Mmoqui

**Name of the Vulnerable Software and Affected Versions** Silverpeas version 6.4.2 **Description** The issue arises from a stored cross-site scripting (XSS) vulnerability in the event management module. This vulnerability allows an authenticated user to upload a malicious SVG file as an event attachment. When an administrator views this attachment, embedded JavaScript is executed in the admin's session, enabling attackers to escalate privileges by creating a new administrator account. The vulnerability is caused by insufficient sanitization of SVG files and weak CSRF protections. **Recommendations** For Silverpeas version 6.4.2, as a temporary workaround, consider disabling the event management module's ability to upload SVG files until a patch is available. Restrict access to the event management module to minimize the risk of exploitation. At the moment, there is no information about a newer version that contains a fix for this vulnerability.

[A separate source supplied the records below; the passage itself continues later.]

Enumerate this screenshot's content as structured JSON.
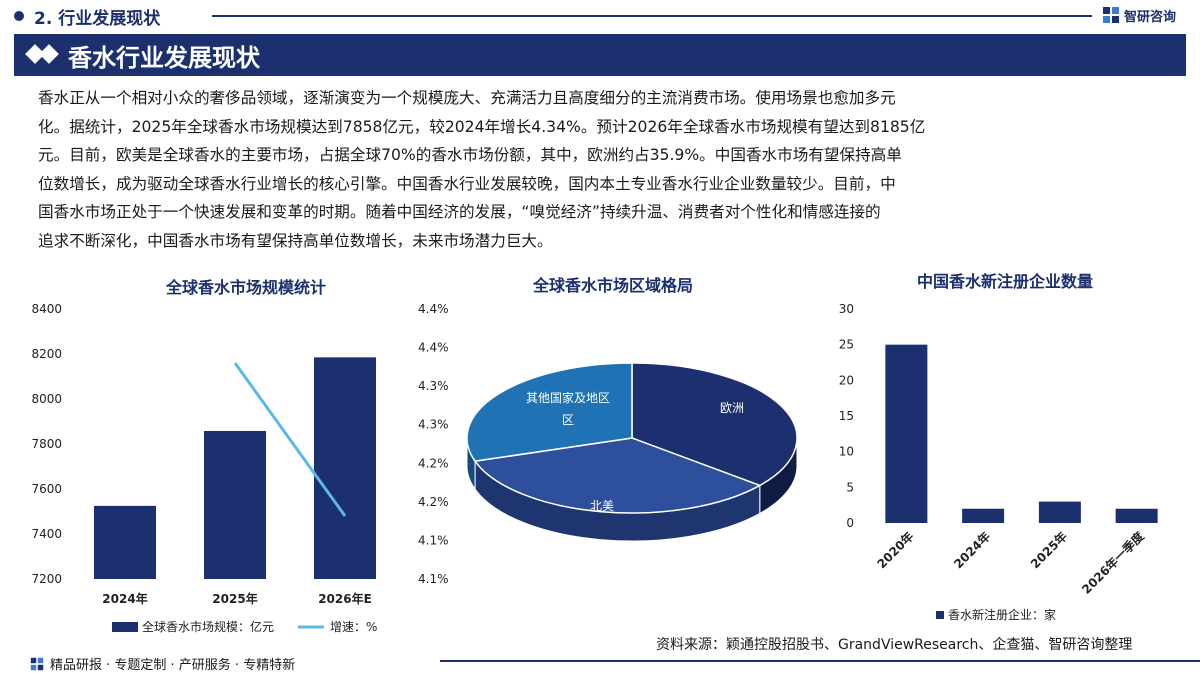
{
  "header": {
    "section": "2. 行业发展现状",
    "brand": "智研咨询",
    "title": "香水行业发展现状"
  },
  "paragraph_lines": [
    "香水正从一个相对小众的奢侈品领域，逐渐演变为一个规模庞大、充满活力且高度细分的主流消费市场。使用场景也愈加多元",
    "化。据统计，2025年全球香水市场规模达到7858亿元，较2024年增长4.34%。预计2026年全球香水市场规模有望达到8185亿",
    "元。目前，欧美是全球香水的主要市场，占据全球70%的香水市场份额，其中，欧洲约占35.9%。中国香水市场有望保持高单",
    "位数增长，成为驱动全球香水行业增长的核心引擎。中国香水行业发展较晚，国内本土专业香水行业企业数量较少。目前，中",
    "国香水市场正处于一个快速发展和变革的时期。随着中国经济的发展，“嗅觉经济”持续升温、消费者对个性化和情感连接的",
    "追求不断深化，中国香水市场有望保持高单位数增长，未来市场潜力巨大。"
  ],
  "chart_data": [
    {
      "type": "bar",
      "title": "全球香水市场规模统计",
      "categories": [
        "2024年",
        "2025年",
        "2026年E"
      ],
      "series": [
        {
          "name": "全球香水市场规模：亿元",
          "type": "bar",
          "axis": "left",
          "values": [
            7525,
            7858,
            8185
          ],
          "color": "#1c2f6e"
        },
        {
          "name": "增速：%",
          "type": "line",
          "axis": "right",
          "values": [
            null,
            4.34,
            4.17
          ],
          "color": "#5bb8e8"
        }
      ],
      "y_left": {
        "min": 7200,
        "max": 8400,
        "ticks": [
          "7200",
          "7400",
          "7600",
          "7800",
          "8000",
          "8200",
          "8400"
        ]
      },
      "y_right": {
        "min": 4.1,
        "max": 4.4,
        "ticks": [
          "4.1%",
          "4.1%",
          "4.2%",
          "4.2%",
          "4.3%",
          "4.3%",
          "4.4%",
          "4.4%"
        ]
      },
      "legend_position": "bottom"
    },
    {
      "type": "pie",
      "title": "全球香水市场区域格局",
      "labels": [
        "欧洲",
        "北美",
        "其他国家及地区"
      ],
      "label_lines": [
        [
          "欧洲"
        ],
        [
          "北美"
        ],
        [
          "其他国家及地区",
          "区"
        ]
      ],
      "values": [
        35.9,
        34.1,
        30.0
      ],
      "colors": [
        "#1c2f6e",
        "#2e4f9c",
        "#1f73b4"
      ]
    },
    {
      "type": "bar",
      "title": "中国香水新注册企业数量",
      "categories": [
        "2020年",
        "2024年",
        "2025年",
        "2026年一季度"
      ],
      "series": [
        {
          "name": "香水新注册企业：家",
          "values": [
            25,
            2,
            3,
            2
          ],
          "color": "#1c2f6e"
        }
      ],
      "y": {
        "min": 0,
        "max": 30,
        "ticks": [
          "0",
          "5",
          "10",
          "15",
          "20",
          "25",
          "30"
        ]
      },
      "legend_position": "bottom"
    }
  ],
  "footer": {
    "tagline": "精品研报 · 专题定制 · 产研服务 · 专精特新",
    "source": "资料来源：颖通控股招股书、GrandViewResearch、企查猫、智研咨询整理"
  }
}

Name of the Vulnerable Software and Affected Versions: Silverpeas version 6.4.1 Description: A remote attacker can obtain sensitive information via the `ViewType` parameter of the `findbywhereclause` function. This issue allows for SQL Injection, potentially leading to the exposure of sensitive data. Recommendations: For Silverpeas version 6.4.1, consider disabling the `findbywhereclause` function or restricting access to the `ViewType` parameter until a patch is available. At the moment, there is no information about a newer version that contains a fix for this vulnerability.